IN SEARCH OF A SAFER PLAYING FIELD AND GENDER JUSTICE IN SPORT DR PAYOSHNI MITRA Dr Payoshni Mitra is a scholar and advocate with more than a decade-long experience of working closely with women athletes with high testosterone and/or DSD from the Global South. Her work focuses on the mental and physical harm caused by the regulations and testing of such athletes. She teaches Sport Sociology at Birkbeck, University of London.

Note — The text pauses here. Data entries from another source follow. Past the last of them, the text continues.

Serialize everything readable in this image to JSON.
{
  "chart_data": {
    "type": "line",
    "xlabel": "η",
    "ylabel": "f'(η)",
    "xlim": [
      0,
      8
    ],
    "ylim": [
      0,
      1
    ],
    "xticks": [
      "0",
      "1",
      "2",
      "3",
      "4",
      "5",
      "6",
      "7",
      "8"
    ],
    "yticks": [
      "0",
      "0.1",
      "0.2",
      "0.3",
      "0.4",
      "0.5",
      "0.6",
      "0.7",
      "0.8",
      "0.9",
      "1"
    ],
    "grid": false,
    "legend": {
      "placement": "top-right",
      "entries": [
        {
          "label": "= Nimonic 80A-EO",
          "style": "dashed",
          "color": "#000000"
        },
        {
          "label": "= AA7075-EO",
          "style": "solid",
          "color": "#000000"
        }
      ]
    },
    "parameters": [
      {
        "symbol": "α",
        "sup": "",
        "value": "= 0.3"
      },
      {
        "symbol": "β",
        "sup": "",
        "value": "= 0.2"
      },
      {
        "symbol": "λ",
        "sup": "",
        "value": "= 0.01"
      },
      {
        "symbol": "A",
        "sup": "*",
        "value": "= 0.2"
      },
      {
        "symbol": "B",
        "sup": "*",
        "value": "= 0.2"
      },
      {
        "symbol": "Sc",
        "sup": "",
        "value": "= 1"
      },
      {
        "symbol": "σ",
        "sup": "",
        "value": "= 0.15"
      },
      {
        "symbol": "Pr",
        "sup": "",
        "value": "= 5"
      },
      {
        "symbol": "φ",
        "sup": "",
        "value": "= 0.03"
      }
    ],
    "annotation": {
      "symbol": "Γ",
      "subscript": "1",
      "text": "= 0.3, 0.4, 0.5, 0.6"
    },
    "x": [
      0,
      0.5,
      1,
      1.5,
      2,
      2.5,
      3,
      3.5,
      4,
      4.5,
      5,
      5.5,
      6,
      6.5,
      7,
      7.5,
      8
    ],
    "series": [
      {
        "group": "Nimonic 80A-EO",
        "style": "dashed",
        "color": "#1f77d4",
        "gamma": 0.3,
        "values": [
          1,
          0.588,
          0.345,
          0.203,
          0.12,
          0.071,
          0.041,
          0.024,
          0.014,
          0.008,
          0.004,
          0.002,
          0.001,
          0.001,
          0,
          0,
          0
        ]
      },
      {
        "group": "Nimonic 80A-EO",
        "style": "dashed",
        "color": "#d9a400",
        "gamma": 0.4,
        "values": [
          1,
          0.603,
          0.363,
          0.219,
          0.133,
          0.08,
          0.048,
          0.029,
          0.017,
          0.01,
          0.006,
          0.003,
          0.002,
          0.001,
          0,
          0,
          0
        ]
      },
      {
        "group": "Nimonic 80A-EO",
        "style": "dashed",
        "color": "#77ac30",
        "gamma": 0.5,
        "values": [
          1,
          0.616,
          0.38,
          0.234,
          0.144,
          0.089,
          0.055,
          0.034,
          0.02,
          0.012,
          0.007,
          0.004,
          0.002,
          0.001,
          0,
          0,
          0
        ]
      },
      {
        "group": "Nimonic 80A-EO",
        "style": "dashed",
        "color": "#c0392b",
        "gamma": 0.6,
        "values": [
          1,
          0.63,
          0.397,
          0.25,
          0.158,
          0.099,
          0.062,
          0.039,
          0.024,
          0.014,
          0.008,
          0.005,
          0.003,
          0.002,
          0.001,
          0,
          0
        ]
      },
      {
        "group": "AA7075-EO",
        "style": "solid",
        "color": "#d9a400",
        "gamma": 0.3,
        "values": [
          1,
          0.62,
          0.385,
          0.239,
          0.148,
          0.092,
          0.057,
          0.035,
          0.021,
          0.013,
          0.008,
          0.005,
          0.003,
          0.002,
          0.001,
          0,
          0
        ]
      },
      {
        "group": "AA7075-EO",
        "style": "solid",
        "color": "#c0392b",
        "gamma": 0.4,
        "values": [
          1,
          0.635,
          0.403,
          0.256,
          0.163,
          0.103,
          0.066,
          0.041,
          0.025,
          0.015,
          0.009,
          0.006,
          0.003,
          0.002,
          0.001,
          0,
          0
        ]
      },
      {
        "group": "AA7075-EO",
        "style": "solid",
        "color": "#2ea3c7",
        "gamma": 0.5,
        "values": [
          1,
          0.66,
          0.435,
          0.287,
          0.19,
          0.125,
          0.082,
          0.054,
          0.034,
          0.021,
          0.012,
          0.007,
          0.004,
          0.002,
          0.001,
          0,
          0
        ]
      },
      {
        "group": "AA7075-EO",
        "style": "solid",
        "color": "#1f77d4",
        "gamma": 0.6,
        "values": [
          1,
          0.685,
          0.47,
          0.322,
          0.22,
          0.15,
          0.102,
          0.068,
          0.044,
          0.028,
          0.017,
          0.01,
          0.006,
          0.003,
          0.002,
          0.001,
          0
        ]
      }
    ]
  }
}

Growing up in Calcutta (now Kolkata), in the 1980s, like most other girls from middleclass families in the city, I was sent to a traditional Indian dance school in addition to going to a school for education. My dance teacher’s husband (whom I knew also as a colleague of my father) sexually abused me one day when I was waiting to meet my dance teacher at their house. No one was around and I was told my dance teacher was taking a bath. I was just nine years old.

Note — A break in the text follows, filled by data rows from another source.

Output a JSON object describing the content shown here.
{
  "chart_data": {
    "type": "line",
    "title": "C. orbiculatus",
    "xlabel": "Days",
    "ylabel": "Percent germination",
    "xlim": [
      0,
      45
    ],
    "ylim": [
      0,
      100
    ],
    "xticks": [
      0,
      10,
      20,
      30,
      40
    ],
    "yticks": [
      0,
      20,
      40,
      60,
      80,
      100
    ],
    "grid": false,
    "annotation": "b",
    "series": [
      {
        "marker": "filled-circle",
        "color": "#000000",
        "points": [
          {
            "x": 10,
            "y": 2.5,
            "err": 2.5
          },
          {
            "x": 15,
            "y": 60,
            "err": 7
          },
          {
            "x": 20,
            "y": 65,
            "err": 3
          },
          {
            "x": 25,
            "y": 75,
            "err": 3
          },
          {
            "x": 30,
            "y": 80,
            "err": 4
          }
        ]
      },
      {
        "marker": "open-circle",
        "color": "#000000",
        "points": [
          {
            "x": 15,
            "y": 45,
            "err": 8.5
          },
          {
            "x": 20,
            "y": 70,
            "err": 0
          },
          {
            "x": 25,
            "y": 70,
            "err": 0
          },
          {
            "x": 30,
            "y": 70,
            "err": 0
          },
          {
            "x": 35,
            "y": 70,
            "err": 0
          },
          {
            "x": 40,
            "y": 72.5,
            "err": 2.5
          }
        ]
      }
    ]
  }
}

This one incident had a huge impact on how my life would take shape. I didn’t talk about the incident to anyone until I was 18. But I decided I wouldn’t go back to the dance school ever again. I told my parents I was not interested in dance and wanted to pursue sport. My parents could not understand why I suddenly changed my mind. However, they found a badminton-coaching centre for me. That’s how and why I entered the field of sport: in search of a safe space. What I saw in sports was far from what I expected. The arena of high performance sport was considerably more complex than I had thought. Verbal, mental, physical and sexual abuse and other forms of discrimination were widespread in competitive sporting culture. And sports’ hierarchical structure made it even more difficult for young athletes to complain and resist such discrimination. Often, athletes were not aware of their rights, or they were too fearful of their coaches and officials. Having been coached by an abusive person, I dropped out for a couple of years until I went to the university where I represented and captained the badminton team. Throughout my journey as an athlete, I noticed how the women’s team was treated as second grade - almost as an afterthought once the men’s teams’ needs were served. It was because of my experience as an athlete that I decided to pursue doctoral research on gender issues in sport in the context of India. Later, I started working as an athletes’ rights activist, trying to support young athletes faced with institutionalised discrimination, like in the case of Annet Negesa.